Der Vertrag werde im Februar von allen drei Gesellschaftern beim Notar unterzeichnet, und die neue Gesellschaft könne ihre Arbeit im Frühsommer dieses Jahres aufnehmen, so die Ministerin. Der neue Gesellschaftsvertrag sehe die Erhöhung des Stammkapitals der zukünftigen Welterbe Grube Messel gGmbH auf 38.000 Euro vor, sagte Wagner. Das Land halte mit 24.700 Euro einen Gesellschafteranteil von 65 % und somit die Stimmenmehrheit. Die Senckenbergische Naturforschende Gesellschaft halte mit 9.500 Euro 25 % und die Gemeinde Messel mit 3.800 Euro 10 % des Gesellschafteranteils. Die Stimmgewichtung in der Gesellschafterversammlung ergibt sich aus dem jeweiligen Gesellschaftsanteil.

Der Gesellschaftsvertrag enthält folgende weitere Festlegungen:

- Die Gesellschaft erhält einen Aufsichtsrat von sieben Mitgliedern. Das Gremium setzt sich zusammen aus Vertretern des Hessischen Ministeriums für Wissenschaft und Kunst (2), der Senckenbergischen Naturforschenden Gesellschaft (2), des Ministeriums für Umwelt, Landwirtschaft und Forsten (1), des Ministeriums der Finanzen (1) und der Gemeinde Messel (1).

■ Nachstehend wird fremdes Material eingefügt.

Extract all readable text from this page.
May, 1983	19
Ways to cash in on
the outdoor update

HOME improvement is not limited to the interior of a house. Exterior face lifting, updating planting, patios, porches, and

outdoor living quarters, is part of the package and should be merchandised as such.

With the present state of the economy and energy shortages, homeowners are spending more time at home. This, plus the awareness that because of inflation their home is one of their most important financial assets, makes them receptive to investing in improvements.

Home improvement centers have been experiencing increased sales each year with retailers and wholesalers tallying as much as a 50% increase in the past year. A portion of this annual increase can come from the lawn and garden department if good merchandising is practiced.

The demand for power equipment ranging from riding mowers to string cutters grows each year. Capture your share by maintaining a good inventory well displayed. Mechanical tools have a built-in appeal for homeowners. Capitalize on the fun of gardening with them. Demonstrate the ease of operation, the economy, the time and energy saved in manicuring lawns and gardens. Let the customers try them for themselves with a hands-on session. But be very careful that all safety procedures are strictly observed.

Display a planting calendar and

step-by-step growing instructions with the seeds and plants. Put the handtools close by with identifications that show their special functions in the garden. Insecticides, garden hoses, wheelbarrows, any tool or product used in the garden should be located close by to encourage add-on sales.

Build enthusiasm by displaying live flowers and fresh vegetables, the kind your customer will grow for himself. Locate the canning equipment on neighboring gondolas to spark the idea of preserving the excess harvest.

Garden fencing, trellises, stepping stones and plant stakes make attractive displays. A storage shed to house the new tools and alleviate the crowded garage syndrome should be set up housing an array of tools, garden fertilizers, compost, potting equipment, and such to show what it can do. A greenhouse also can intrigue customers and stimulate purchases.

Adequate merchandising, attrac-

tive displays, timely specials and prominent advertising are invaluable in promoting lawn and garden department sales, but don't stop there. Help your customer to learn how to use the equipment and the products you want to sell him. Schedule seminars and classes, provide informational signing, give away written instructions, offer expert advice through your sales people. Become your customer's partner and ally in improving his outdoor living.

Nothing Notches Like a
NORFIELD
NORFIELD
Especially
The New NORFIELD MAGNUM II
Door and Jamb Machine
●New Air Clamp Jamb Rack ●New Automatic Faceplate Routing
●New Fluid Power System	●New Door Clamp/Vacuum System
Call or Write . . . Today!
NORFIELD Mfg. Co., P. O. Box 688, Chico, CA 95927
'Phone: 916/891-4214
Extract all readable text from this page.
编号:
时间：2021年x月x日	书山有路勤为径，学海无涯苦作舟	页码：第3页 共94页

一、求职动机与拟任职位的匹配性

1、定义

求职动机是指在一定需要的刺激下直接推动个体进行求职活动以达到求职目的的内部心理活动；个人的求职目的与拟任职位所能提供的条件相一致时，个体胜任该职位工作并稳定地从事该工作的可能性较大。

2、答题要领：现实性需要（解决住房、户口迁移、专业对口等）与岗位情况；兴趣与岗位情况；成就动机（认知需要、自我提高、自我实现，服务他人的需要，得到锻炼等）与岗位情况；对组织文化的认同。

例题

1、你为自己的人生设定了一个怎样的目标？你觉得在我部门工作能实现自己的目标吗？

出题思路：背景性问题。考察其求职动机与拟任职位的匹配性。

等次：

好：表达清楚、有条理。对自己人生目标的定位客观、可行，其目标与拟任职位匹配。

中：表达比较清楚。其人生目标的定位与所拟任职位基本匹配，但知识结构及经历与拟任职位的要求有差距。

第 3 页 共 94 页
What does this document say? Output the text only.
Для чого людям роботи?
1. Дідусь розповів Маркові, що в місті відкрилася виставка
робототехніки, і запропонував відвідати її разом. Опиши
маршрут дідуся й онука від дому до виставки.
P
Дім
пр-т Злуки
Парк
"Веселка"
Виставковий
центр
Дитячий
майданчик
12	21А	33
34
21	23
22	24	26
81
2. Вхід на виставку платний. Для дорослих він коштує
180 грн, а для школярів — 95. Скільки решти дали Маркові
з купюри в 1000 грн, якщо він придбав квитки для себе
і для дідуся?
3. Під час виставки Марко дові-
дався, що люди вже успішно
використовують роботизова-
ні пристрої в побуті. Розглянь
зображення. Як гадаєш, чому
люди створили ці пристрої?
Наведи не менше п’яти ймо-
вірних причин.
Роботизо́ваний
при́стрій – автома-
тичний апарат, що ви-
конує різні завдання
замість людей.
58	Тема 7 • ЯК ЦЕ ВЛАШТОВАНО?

- Der Jahresabschluss und der Lagebericht der Gesellschaft werden von einem Abschlussprüfer geprüft. Dem Hessischen Rechnungshof ist ein gesondertes Prüfrecht eingeräumt worden.

- Die Gesellschaft wird einen Beirat als Nachfolger des jetzigen Kulturbeirates berufen. Obwohl dies eine Entscheidung der neuen Gremien sein wird, ist vorgesehen, dass unter anderem der Museumsverein Messel, Vertreter von Naturschutzverbänden, das Landesamt für Denkmalpflege sowie der Landkreis Darmstadt-Dieburg und der Zweckverband Abfallverwertung Südhessen (ZAS) in diesem Gremium vertreten sein sollten.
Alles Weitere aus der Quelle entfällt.